Florida Road loomed above me. Deer had caused me to run off the road. I don’t know if that maneuver was intended or just a natural, buck-in-the-headlights stunt. My truck had bounced over the guardrail leaving no broken posts or twisted rails. The lack of damage and the roadbed’s sloping sides combined to hide the Chevy’s wreckage from view. I thanked every god that came to mind.
Using the road to find shelter was out of the question, but the land on either side of the road looked like rough country. Even in the dark, I could see the trees and brush were dense. And, this high country was full of rapid streams, more than a few beaver dam marshes, rocky meadows and boulders the size of buildings. The journey was gonna be rough-going.
Green eyes stared at me blankly. Deer trotted into the bushes, then poked his head out like a pet dog begging for me to follow. The animal watched unmoved as I stiff-legged toward him like an old man.
My head st
arted to spin. I wrapped my arms around my chest, the movement sending pain through my ribcage, and I sensed the dazed beginnings of shock. I needed shelter. Cold mountain nights can kill. Deer put me in this position, but I would have to take my chances with him, now.
Rafi Maestrejuan’s campito lay over the ridge up ahead. I flashed on the sheepherder’s corpse and the dead dogs. It was a three-mile trip and the air smelled of snow. I had no options, the cold could kill faster than the cops if I didn’t get moving.
The sheepherder’s camp seemed a good place to hide because only a crazy person would return to the scene of the crime to camp out.
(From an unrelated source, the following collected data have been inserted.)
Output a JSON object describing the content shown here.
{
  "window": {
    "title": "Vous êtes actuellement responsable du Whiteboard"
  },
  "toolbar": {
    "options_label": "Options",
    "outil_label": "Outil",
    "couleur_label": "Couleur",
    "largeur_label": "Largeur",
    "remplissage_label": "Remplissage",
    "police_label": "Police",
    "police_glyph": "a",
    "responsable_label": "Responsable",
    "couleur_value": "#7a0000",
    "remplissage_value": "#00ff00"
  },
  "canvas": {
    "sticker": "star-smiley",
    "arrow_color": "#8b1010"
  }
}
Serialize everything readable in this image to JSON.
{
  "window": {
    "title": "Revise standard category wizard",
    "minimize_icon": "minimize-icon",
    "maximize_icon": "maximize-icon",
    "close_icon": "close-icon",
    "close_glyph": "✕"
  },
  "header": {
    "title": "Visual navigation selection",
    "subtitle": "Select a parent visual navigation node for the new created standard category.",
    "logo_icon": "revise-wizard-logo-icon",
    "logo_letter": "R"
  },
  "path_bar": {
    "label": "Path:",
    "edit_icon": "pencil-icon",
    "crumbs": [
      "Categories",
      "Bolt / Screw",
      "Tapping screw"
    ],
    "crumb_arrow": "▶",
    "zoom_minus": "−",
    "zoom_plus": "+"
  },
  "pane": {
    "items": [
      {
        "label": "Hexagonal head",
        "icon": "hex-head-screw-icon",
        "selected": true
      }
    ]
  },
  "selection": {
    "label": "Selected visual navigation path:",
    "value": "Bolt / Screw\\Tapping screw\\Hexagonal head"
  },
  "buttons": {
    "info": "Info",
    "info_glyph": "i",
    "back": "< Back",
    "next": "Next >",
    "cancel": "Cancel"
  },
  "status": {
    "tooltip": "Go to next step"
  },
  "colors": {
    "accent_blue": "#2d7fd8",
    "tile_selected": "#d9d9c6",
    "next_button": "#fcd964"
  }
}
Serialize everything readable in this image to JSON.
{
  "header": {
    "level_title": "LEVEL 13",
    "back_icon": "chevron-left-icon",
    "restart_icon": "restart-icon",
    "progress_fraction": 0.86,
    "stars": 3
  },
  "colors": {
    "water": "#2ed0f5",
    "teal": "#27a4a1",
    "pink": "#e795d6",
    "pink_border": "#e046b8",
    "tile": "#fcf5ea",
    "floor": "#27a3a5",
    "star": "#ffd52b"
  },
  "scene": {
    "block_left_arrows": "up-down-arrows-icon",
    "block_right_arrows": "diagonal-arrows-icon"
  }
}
By now, the police had processed the scene, taken photos and evidence, cleared out, and lost all interest in the campito. Or so I hoped.
The moon teased the horizon behind me. Soon it would provide some light.
We pushed through roadside brush and set out for the campito. Acting like he knew the way, Deer led, but kept distance. I followed, having laid out my trust like a beaver trap: one wrong move and then—what? After all, Deer had saved me from getting arrested or shot by the cops by causing the wreck and hiding me in the ditch but what he had planned for me, next?
As we walked, Deer looked back towards me and side-to-side frequently with an expression I took as concern.
“I’m okay,” I said.
Deer startled and leapt into the brush. The scrub rustled, then quieted. I stood still, waiting, then starting walking again. A knot swelled in my stomach filling the hollow in my chest. If Deer had wanted to help me, I’d blown it.